Los restos del Coronel Orlando Osoria López, uno de los 32 cubanos caídos durante el combate para enfrentar la agresión de los Estados Unidos a Venezuela, descansan en Jagüey Grande.

Familiares, amigos y compañeros de estudio y trabajo le ofrecieron el último adiós a Osoria durante una ceremonia en el cementerio local. En el homenaje participaron el Primer Secretario del Comité Provincial del Partido en Matanzas, Mario Sabines Lorenzo, el jefe del Ejército Central, General de División, Raúl Villar Kesell y la gobernadora, Marieta Poey Zamora.

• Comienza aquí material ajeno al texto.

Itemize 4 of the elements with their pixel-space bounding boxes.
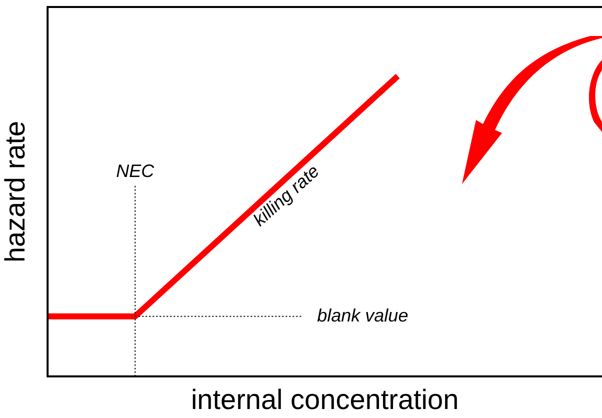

La Primera Secretaria del Partido en Jagüey Grande, al despedir el duelo, manifestó el luto del pueblo, pero dijo: «El fusil está más cargado que nunca. No vamos a permitir que ganen está batalla; si ellos cayeron de cara al sol, a nosotros nos toca asegurar que el sol siga brillando para todos'».

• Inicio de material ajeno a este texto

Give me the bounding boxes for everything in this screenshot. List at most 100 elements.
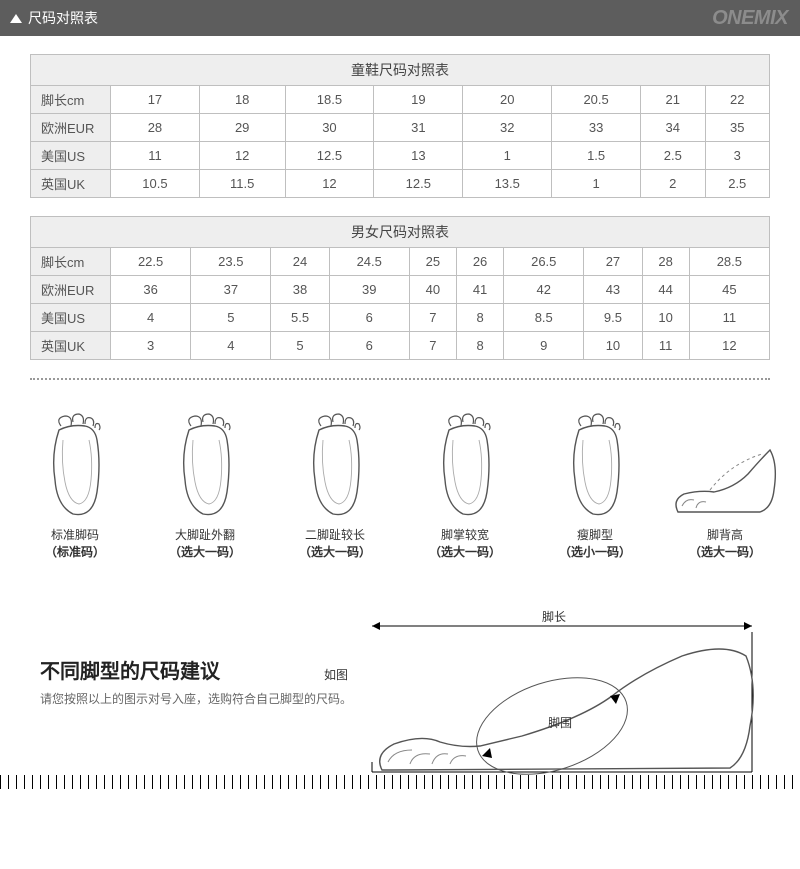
size-cell: 12.5 <box>285 142 374 170</box>
size-cell: 30 <box>285 114 374 142</box>
size-cell: 32 <box>463 114 552 142</box>
triangle-icon <box>10 14 22 23</box>
size-cell: 26.5 <box>504 248 584 276</box>
divider-dotted <box>30 378 770 380</box>
size-cell: 12 <box>285 170 374 198</box>
size-cell: 24 <box>271 248 329 276</box>
size-cell: 8.5 <box>504 304 584 332</box>
size-cell: 9 <box>504 332 584 360</box>
size-cell: 5.5 <box>271 304 329 332</box>
size-cell: 1.5 <box>552 142 641 170</box>
length-label: 脚长 <box>542 608 566 625</box>
foot-type-hint: （标准码） <box>20 543 130 560</box>
foot-type-hint: （选大一码） <box>150 543 260 560</box>
size-cell: 7 <box>409 304 456 332</box>
size-cell: 6 <box>329 304 409 332</box>
row-label: 英国UK <box>31 332 111 360</box>
size-cell: 29 <box>199 114 285 142</box>
foot-type-name: 脚背高 <box>670 526 780 543</box>
size-cell: 12 <box>689 332 769 360</box>
row-label: 脚长cm <box>31 248 111 276</box>
size-cell: 18.5 <box>285 86 374 114</box>
foot-type-name: 二脚趾较长 <box>280 526 390 543</box>
foot-type-name: 大脚趾外翻 <box>150 526 260 543</box>
foot-type-item: 脚背高（选大一码） <box>670 410 780 560</box>
size-cell: 18 <box>199 86 285 114</box>
row-label: 欧洲EUR <box>31 276 111 304</box>
size-cell: 44 <box>642 276 689 304</box>
diagram-note: 如图 <box>324 666 348 683</box>
size-cell: 3 <box>111 332 191 360</box>
kids-table-caption: 童鞋尺码对照表 <box>31 55 770 86</box>
foot-type-name: 瘦脚型 <box>540 526 650 543</box>
size-cell: 42 <box>504 276 584 304</box>
size-cell: 11 <box>689 304 769 332</box>
size-cell: 39 <box>329 276 409 304</box>
size-cell: 33 <box>552 114 641 142</box>
size-cell: 12.5 <box>374 170 463 198</box>
size-cell: 7 <box>409 332 456 360</box>
size-cell: 1 <box>552 170 641 198</box>
foot-type-hint: （选大一码） <box>670 543 780 560</box>
size-cell: 22 <box>705 86 769 114</box>
foot-type-hint: （选大一码） <box>280 543 390 560</box>
foot-measure-diagram: 如图 脚长 脚围 <box>352 586 800 776</box>
foot-type-item: 脚掌较宽（选大一码） <box>410 410 520 560</box>
header-title-text: 尺码对照表 <box>28 8 98 28</box>
size-cell: 10.5 <box>111 170 200 198</box>
size-cell: 27 <box>584 248 642 276</box>
size-cell: 8 <box>456 304 503 332</box>
foot-type-item: 二脚趾较长（选大一码） <box>280 410 390 560</box>
size-cell: 10 <box>584 332 642 360</box>
size-cell: 5 <box>271 332 329 360</box>
foot-type-name: 脚掌较宽 <box>410 526 520 543</box>
header-bar: 尺码对照表 ONEMIX <box>0 0 800 36</box>
size-cell: 28 <box>642 248 689 276</box>
foot-type-item: 大脚趾外翻（选大一码） <box>150 410 260 560</box>
size-cell: 20 <box>463 86 552 114</box>
size-cell: 13 <box>374 142 463 170</box>
size-cell: 4 <box>111 304 191 332</box>
page-title: 尺码对照表 <box>10 8 98 28</box>
size-cell: 6 <box>329 332 409 360</box>
row-label: 欧洲EUR <box>31 114 111 142</box>
size-cell: 11 <box>111 142 200 170</box>
size-cell: 12 <box>199 142 285 170</box>
size-cell: 11.5 <box>199 170 285 198</box>
size-cell: 21 <box>641 86 705 114</box>
size-cell: 26 <box>456 248 503 276</box>
foot-type-hint: （选大一码） <box>410 543 520 560</box>
size-cell: 28.5 <box>689 248 769 276</box>
ruler-graphic <box>0 775 800 789</box>
size-cell: 38 <box>271 276 329 304</box>
size-cell: 13.5 <box>463 170 552 198</box>
advice-section: 不同脚型的尺码建议 请您按照以上的图示对号入座，选购符合自己脚型的尺码。 如图 … <box>0 586 800 776</box>
advice-title: 不同脚型的尺码建议 <box>40 655 352 684</box>
size-cell: 35 <box>705 114 769 142</box>
size-cell: 28 <box>111 114 200 142</box>
size-cell: 34 <box>641 114 705 142</box>
size-cell: 2.5 <box>705 170 769 198</box>
foot-type-item: 标准脚码（标准码） <box>20 410 130 560</box>
brand-logo: ONEMIX <box>712 7 788 30</box>
size-cell: 40 <box>409 276 456 304</box>
size-cell: 22.5 <box>111 248 191 276</box>
kids-size-table: 童鞋尺码对照表 脚长cm171818.5192020.52122欧洲EUR282… <box>30 54 770 198</box>
size-cell: 36 <box>111 276 191 304</box>
size-cell: 9.5 <box>584 304 642 332</box>
adult-size-table: 男女尺码对照表 脚长cm22.523.52424.5252626.5272828… <box>30 216 770 360</box>
size-cell: 19 <box>374 86 463 114</box>
size-cell: 2.5 <box>641 142 705 170</box>
size-cell: 43 <box>584 276 642 304</box>
size-cell: 10 <box>642 304 689 332</box>
row-label: 英国UK <box>31 170 111 198</box>
size-cell: 25 <box>409 248 456 276</box>
size-cell: 45 <box>689 276 769 304</box>
size-cell: 3 <box>705 142 769 170</box>
size-cell: 4 <box>191 332 271 360</box>
advice-desc: 请您按照以上的图示对号入座，选购符合自己脚型的尺码。 <box>40 690 352 707</box>
size-cell: 24.5 <box>329 248 409 276</box>
size-cell: 23.5 <box>191 248 271 276</box>
row-label: 美国US <box>31 142 111 170</box>
size-cell: 1 <box>463 142 552 170</box>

Orlando Osoria López nació en 1976 en Baire. Estudió en la Escuela de Cadetes de Tropas Especiales de las Fuerzas Armadas Revolucionarias. Luego de pertenecer al regimiento de Tropas Especiales de la FAR, formó parte de la Dirección de Seguridad Personal.
Esposa, hijo, padre y un pueblo que lloran a los suyos y quedan destrozados antes la muerte. Pero seguros que el sol de Cuba brilla desde hoy más fuerte por el ejemplo y la vida de Orlando Osoria y sus compañeros.